Where consolidation occurs without a customer’s server rationalisation there still is a potential marginal Cyber Security benefit due to a slight attack surface reduction.
Datacentre Environment supporting (or not conflicting with) Cyber Security
Where possible, the Datacentre environment physical and technology security controls supporting the hosted Customer Server environment should to be configured to align with customer Cyber Security controls. This means strict People, Process and Technology measures to enforce physical, virtualised compute and network segregation. This is particularly important in multi-tenanted hosting Datacentres. Additionally, coordination between a Datacentre Network Operations Centre (NOC) and customer SOC should be carefully set up to reflect distinct transition phases and future state operations.
Operational Support Services
Operational Support Services e.g. Configuration, Release and Patch Management either outsourced to third parties or under the direct control of the customer will continue to represent a threat since they exist as a distinct set of tools and processes with interactive electronic access to the Datacentre customer IT environment.

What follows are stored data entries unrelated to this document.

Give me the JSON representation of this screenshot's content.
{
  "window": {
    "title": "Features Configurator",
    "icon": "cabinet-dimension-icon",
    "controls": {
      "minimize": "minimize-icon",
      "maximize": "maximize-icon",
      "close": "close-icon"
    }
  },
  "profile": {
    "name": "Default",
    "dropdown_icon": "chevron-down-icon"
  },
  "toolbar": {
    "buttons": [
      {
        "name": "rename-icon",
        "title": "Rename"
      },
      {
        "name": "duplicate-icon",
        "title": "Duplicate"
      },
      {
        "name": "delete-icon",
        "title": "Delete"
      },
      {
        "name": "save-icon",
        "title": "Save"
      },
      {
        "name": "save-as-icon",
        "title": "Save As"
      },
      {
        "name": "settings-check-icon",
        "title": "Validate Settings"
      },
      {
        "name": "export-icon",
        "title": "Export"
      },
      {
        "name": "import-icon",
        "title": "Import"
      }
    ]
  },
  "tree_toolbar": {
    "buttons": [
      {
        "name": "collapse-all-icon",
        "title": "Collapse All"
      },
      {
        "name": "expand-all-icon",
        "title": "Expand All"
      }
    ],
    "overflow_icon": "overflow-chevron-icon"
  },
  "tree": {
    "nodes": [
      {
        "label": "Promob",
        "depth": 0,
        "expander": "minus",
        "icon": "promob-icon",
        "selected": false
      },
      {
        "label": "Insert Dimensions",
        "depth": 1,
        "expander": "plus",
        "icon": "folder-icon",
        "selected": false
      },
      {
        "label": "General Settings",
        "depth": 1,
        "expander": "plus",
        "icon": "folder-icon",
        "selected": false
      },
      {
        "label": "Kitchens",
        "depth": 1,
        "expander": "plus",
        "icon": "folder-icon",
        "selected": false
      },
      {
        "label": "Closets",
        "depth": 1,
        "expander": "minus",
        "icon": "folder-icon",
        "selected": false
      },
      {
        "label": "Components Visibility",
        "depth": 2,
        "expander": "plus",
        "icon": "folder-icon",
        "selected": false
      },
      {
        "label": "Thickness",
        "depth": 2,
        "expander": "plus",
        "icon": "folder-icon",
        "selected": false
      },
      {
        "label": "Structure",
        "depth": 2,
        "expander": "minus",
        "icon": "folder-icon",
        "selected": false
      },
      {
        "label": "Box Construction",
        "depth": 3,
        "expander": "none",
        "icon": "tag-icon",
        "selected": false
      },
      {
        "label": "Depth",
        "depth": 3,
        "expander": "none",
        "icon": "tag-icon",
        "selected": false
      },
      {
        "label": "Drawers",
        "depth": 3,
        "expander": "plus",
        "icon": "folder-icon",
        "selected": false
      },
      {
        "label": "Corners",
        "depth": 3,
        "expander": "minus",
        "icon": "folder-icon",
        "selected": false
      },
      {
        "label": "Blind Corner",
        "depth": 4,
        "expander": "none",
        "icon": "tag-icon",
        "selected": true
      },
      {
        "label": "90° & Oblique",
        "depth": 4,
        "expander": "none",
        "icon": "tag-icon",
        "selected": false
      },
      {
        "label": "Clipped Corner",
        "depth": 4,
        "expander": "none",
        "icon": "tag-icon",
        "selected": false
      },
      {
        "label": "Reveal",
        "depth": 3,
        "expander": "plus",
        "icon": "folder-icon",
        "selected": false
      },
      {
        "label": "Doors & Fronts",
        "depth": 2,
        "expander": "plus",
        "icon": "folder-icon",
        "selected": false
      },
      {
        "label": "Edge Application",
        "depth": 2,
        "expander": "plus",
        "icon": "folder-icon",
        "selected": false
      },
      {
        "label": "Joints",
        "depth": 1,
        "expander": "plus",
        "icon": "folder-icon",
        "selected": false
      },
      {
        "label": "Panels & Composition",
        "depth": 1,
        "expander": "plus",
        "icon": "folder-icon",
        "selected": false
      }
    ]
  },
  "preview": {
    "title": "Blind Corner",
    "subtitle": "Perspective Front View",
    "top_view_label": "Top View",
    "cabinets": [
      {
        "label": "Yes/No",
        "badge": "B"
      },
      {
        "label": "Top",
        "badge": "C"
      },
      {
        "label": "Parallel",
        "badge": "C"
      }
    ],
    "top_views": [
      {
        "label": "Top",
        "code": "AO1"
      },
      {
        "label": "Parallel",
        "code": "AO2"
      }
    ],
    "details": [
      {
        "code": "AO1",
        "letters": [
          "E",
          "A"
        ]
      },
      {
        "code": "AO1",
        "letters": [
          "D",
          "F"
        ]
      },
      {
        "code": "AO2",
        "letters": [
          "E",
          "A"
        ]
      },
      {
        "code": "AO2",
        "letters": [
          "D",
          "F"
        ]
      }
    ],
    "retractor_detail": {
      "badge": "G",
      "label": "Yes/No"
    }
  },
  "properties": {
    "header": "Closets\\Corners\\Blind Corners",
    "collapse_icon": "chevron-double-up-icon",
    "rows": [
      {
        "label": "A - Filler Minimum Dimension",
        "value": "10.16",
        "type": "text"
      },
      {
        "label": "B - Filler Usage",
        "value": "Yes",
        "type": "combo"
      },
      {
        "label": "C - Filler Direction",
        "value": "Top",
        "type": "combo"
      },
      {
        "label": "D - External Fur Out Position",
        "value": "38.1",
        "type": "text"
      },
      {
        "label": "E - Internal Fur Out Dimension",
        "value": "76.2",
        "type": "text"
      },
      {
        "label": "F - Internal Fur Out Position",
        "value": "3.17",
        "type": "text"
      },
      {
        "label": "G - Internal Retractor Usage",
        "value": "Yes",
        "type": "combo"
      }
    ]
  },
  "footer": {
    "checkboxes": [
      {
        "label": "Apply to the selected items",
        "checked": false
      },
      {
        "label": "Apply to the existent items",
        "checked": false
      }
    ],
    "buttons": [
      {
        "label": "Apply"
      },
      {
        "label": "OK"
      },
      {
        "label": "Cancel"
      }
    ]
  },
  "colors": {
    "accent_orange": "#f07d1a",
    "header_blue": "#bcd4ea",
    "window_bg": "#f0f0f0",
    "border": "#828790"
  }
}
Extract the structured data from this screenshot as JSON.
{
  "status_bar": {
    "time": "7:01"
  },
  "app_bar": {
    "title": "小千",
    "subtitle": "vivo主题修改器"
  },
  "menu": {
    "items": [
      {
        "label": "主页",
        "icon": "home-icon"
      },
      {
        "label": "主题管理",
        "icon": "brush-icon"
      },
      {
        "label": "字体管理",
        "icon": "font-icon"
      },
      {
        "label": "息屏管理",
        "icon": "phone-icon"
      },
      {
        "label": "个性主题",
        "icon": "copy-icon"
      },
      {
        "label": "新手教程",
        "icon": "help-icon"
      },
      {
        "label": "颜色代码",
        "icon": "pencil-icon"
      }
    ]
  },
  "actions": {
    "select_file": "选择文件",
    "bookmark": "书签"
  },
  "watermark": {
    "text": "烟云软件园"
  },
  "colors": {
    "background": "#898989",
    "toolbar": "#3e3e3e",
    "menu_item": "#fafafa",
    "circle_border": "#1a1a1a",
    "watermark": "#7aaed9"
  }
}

Remote support and maintenance channels from third party vendors represent additional attack vectors. A consolidation should seek to:
· Rationalise the processes and tools underpinning Operational Support Services.
· Assess third party vendor security posture, compliance (e.g. PCI, ISO27000) and how strictly they control and monitor vendor access in a Security Operations Centre (SOC)
Transition Risk
During a consolidation project that involves IT/ System asset rationalisation, technical controls can be compromised due to the priority of maintaining BAU- e.g. enabling open access to certain LAN segments where firewall rules are no longer relevant to a revised environment. Malware detection involving finely tuned network and host sensors will likely become misaligned with the revised environments particularly where network segmentation is impacted.
In addition, during a transition phase, a SOC will likely experience a large number of “false positive” and “false negative” alerts. Discerning what is a genuine alert becomes a challenge leaving the Customer IT environment more vulnerable to an APT attack.
Concluding thoughts
Datacentre Consolidation can represent significant physical and logical change to a customer’s hosted Server environment. This change can significantly degrade Cyber defences and increase the vulnerability to an APT attack. Such an attack can also be far more damaging than would otherwise been the case.
All businesses have a Cyber attack surface represented by the Core Functional IT System Architecture, Datacentre Hosting Environment and Operational Support Services, which can be exploited by a skilled advanced attacker.
Any consolidation exercise should include a Cyber Security Impact Analysis (under change management process) covering the Core Functional IT System Architecture, Hosting Environment and Operational Support services. Change control and appropriate governance involving the right stakeholders is a fundamental part of this approach.
Lastly, the transitioned environment should be assessed to establish how exposed the business is to an APT attack. Re-configuring firewalls, Malware rules and sensors is unlikely to be enough. Good practice is running a simulated APT attack across the transitioned environment- i.e. a snapshot. This will confirm the consolidation has not created a vulnerability that can cost far more in breach situation than the savings planned by the consolidation per se.